On an interpersonal scale, understanding refers to a consideration of another person’s perspective. It starts with an empathic guess based on what it seems that person’s circumstances are, and evolves based on inferences obtained from the things that person says or does. I find this sort of understanding to be highly valuable when I’m trying to help someone learn: it creates a connection, thus enabling me to be more of a guide than a fount of knowledge.
As I see it, to teach is to transmit knowledge or skills, to educate is to impart meaning and context, and to learn is to incorporate knowledge, skills, and/or contextual meaning into one’s own understanding. Thus, understanding cannot be transferred, but it can be encouraged to grow, and that is what we as educators must strive to do.
I believe that anyone is capable of understanding anything, if they have the desire to learn it. It is certainly a joy to teach someone who passionately wants to know more about a subject, but of course, not everyone feels that way, particularly in my experience assisting students with physics and mathematics. Sometimes a student’s only motivation is to get a good grade, or to be able to apply the knowledge in a particular way, but I always try and spark at least a little bit of awe in how fascinating the subject can be. By doing this, I aim to increase the student’s desire to understand and help them have fun as well, since these can (and usually do!) facilitate the person’s learning of the material.

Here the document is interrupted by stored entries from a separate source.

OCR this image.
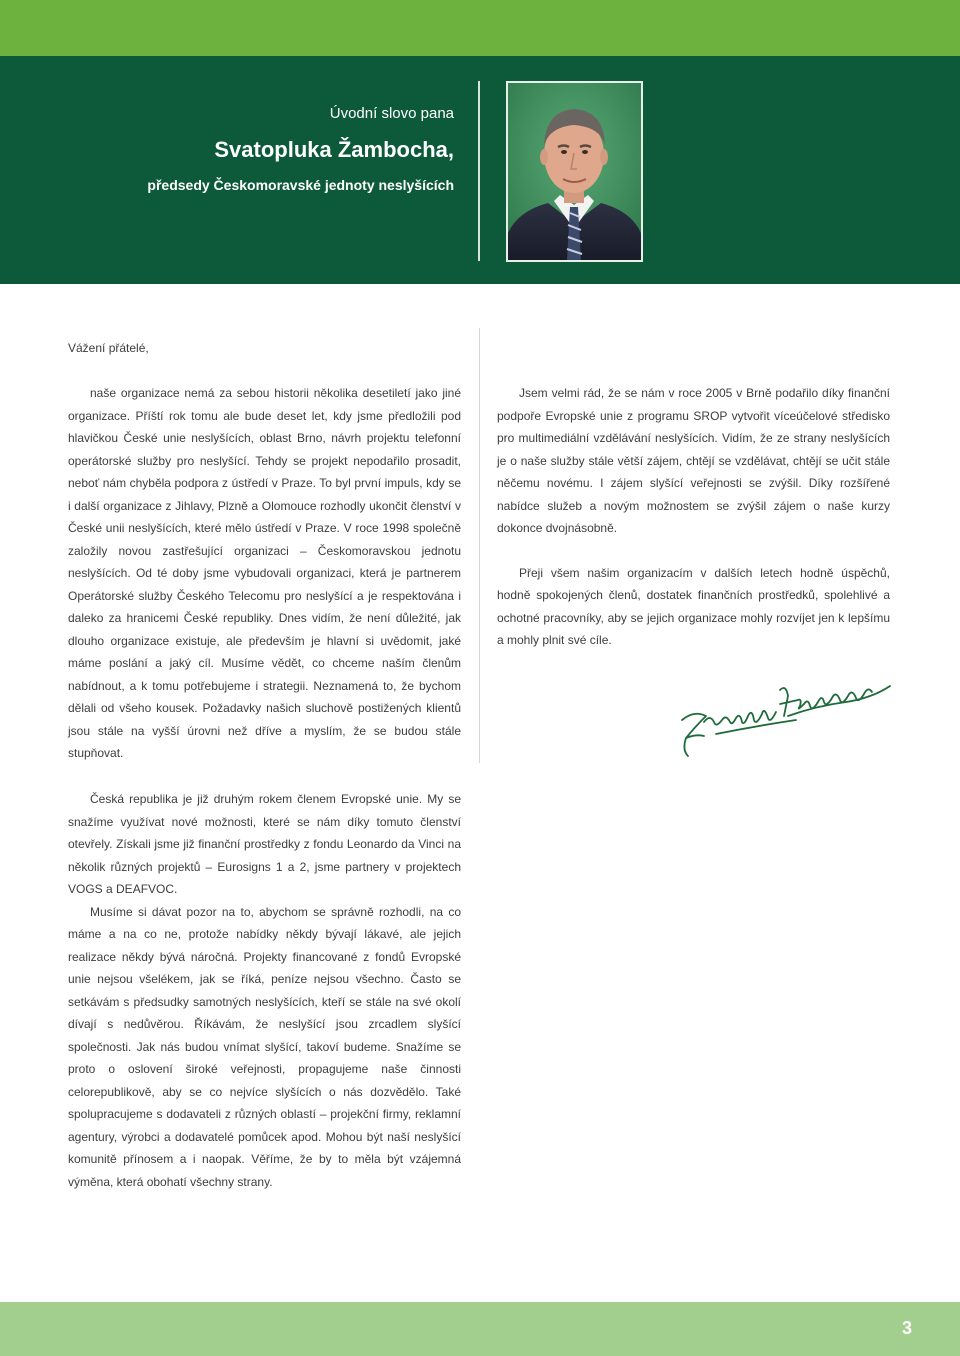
Úvodní slovo pana
Svatopluka Žambocha,
předsedy Českomoravské jednoty neslyšících
Vážení přátelé,

naše organizace nemá za sebou historii několika desetiletí jako jiné organizace. Příští rok tomu ale bude deset let, kdy jsme předložili pod hlavičkou České unie neslyšících, oblast Brno, návrh projektu telefonní operátorské služby pro neslyšící. Tehdy se projekt nepodařilo prosadit, neboť nám chyběla podpora z ústředí v Praze. To byl první impuls, kdy se i další organizace z Jihlavy, Plzně a Olomouce rozhodly ukončit členství v České unii neslyšících, které mělo ústředí v Praze. V roce 1998 společně založily novou zastřešující organizaci – Českomoravskou jednotu neslyšících. Od té doby jsme vybudovali organizaci, která je partnerem Operátorské služby Českého Telecomu pro neslyšící a je respektována i daleko za hranicemi České republiky. Dnes vidím, že není důležité, jak dlouho organizace existuje, ale především je hlavní si uvědomit, jaké máme poslání a jaký cíl. Musíme vědět, co chceme naším členům nabídnout, a k tomu potřebujeme i strategii. Neznamená to, že bychom dělali od všeho kousek. Požadavky našich sluchově postižených klientů jsou stále na vyšší úrovni než dříve a myslím, že se budou stále stupňovat.

Česká republika je již druhým rokem členem Evropské unie. My se snažíme využívat nové možnosti, které se nám díky tomuto členství otevřely. Získali jsme již finanční prostředky z fondu Leonardo da Vinci na několik různých projektů – Eurosigns 1 a 2, jsme partnery v projektech VOGS a DEAFVOC.

Musíme si dávat pozor na to, abychom se správně rozhodli, na co máme a na co ne, protože nabídky někdy bývají lákavé, ale jejich realizace někdy bývá náročná. Projekty financované z fondů Evropské unie nejsou všelékem, jak se říká, peníze nejsou všechno. Často se setkávám s předsudky samotných neslyšících, kteří se stále na své okolí dívají s nedůvěrou. Říkávám, že neslyšící jsou zrcadlem slyšící společnosti. Jak nás budou vnímat slyšící, takoví budeme. Snažíme se proto o oslovení široké veřejnosti, propagujeme naše činnosti celorepublikově, aby se co nejvíce slyšících o nás dozvědělo. Také spolupracujeme s dodavateli z různých oblastí – projekční firmy, reklamní agentury, výrobci a dodavatelé pomůcek apod. Mohou být naší neslyšící komunitě přínosem a i naopak. Věříme, že by to měla být vzájemná výměna, která obohatí všechny strany.

Jsem velmi rád, že se nám v roce 2005 v Brně podařilo díky finanční podpoře Evropské unie z programu SROP vytvořit víceúčelové středisko pro multimediální vzdělávání neslyšících. Vidím, že ze strany neslyšících je o naše služby stále větší zájem, chtějí se vzdělávat, chtějí se učit stále něčemu novému. I zájem slyšící veřejnosti se zvýšil. Díky rozšířené nabídce služeb a novým možnostem se zvýšil zájem o naše kurzy dokonce dvojnásobně.

Přeji všem našim organizacím v dalších letech hodně úspěchů, hodně spokojených členů, dostatek finančních prostředků, spolehlivé a ochotné pracovníky, aby se jejich organizace mohly rozvíjet jen k lepšímu a mohly plnit své cíle.

3
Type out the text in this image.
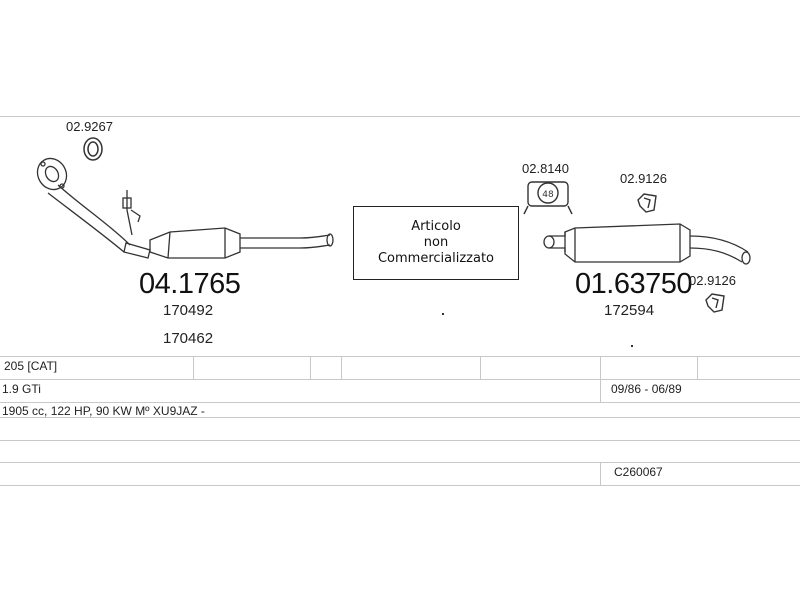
48
02.9267
04.1765
170492
170462
Articolo
non
Commercializzato
02.8140
02.9126
01.63750
02.9126
172594
205 [CAT]
1.9 GTi	09/86 - 06/89
1905 cc, 122 HP, 90 KW Mº XU9JAZ -
C260067
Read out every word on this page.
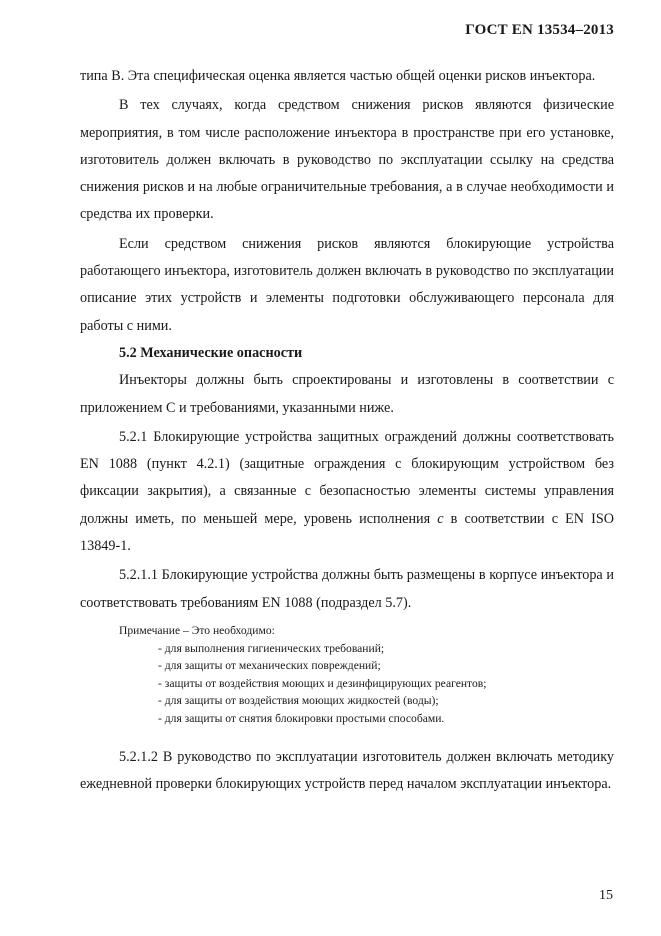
ГОСТ EN 13534–2013

типа В. Эта специфическая оценка является частью общей оценки рисков инъектора.

В тех случаях, когда средством снижения рисков являются физические мероприятия, в том числе расположение инъектора в пространстве при его установке, изготовитель должен включать в руководство по эксплуатации ссылку на средства снижения рисков и на любые ограничительные требования, а в случае необходимости и средства их проверки.

Если средством снижения рисков являются блокирующие устройства работающего инъектора, изготовитель должен включать в руководство по эксплуатации описание этих устройств и элементы подготовки обслуживающего персонала для работы с ними.

5.2 Механические опасности

Инъекторы должны быть спроектированы и изготовлены в соответствии с приложением С и требованиями, указанными ниже.

5.2.1 Блокирующие устройства защитных ограждений должны соответствовать EN 1088 (пункт 4.2.1) (защитные ограждения с блокирующим устройством без фиксации закрытия), а связанные с безопасностью элементы системы управления должны иметь, по меньшей мере, уровень исполнения c в соответствии с EN ISO 13849-1.

5.2.1.1 Блокирующие устройства должны быть размещены в корпусе инъектора и соответствовать требованиям EN 1088 (подраздел 5.7).

Примечание – Это необходимо:
- для выполнения гигиенических требований;
- для защиты от механических повреждений;
- защиты от воздействия моющих и дезинфицирующих реагентов;
- для защиты от воздействия моющих жидкостей (воды);
- для защиты от снятия блокировки простыми способами.

5.2.1.2 В руководство по эксплуатации изготовитель должен включать методику ежедневной проверки блокирующих устройств перед началом эксплуатации инъектора.

15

I also believe that a lot of people have difficulty learning because of a lack of confidence. When a teacher makes difficult material more accessible, or when a tutor confirms that a student is making great strides, student confidence increases. When student confidence increases, there is a decrease in the resistance to developing even greater understanding. Conversely, I believe that when students are led to realize that they actually have some understanding instead of just knowledge, their confidence increases, in turn leading to an increase in the rate of understanding.
How I Teach
Overall, my teaching is driven not only by my own fascination with knowing and understanding, but also by my desire to help others pursue greater understanding in their own unique way. My awareness and respect of individuality has helped me immensely in one-on-one teaching and within small groups, because I have been able to tune into students’ current states and ensure I focus on what is most needed at the time, whether it is clarifying misconceptions, encouraging further review or practice, or guiding in ways that can be applicable to any problem needing to be solved in the future.
For larger groups, I provide teaching materials that I write in a friendly and accessible way, to encourage self-learning first, which by its very nature is very individual. I then strongly encourage questions, emphasizing that no question is too small, and that asking is an excellent way to verify one’s own learning. In my years of experience as a teaching assistant, this personal approach has worked very well for me, as evidenced by the positive feedback I have received. My students, when I’m done working with them, consistently seem to have gained more confidence and optimism, more motivation and perseverance, more appreciation for the subject matter, and of course, more of the understanding that I value so much.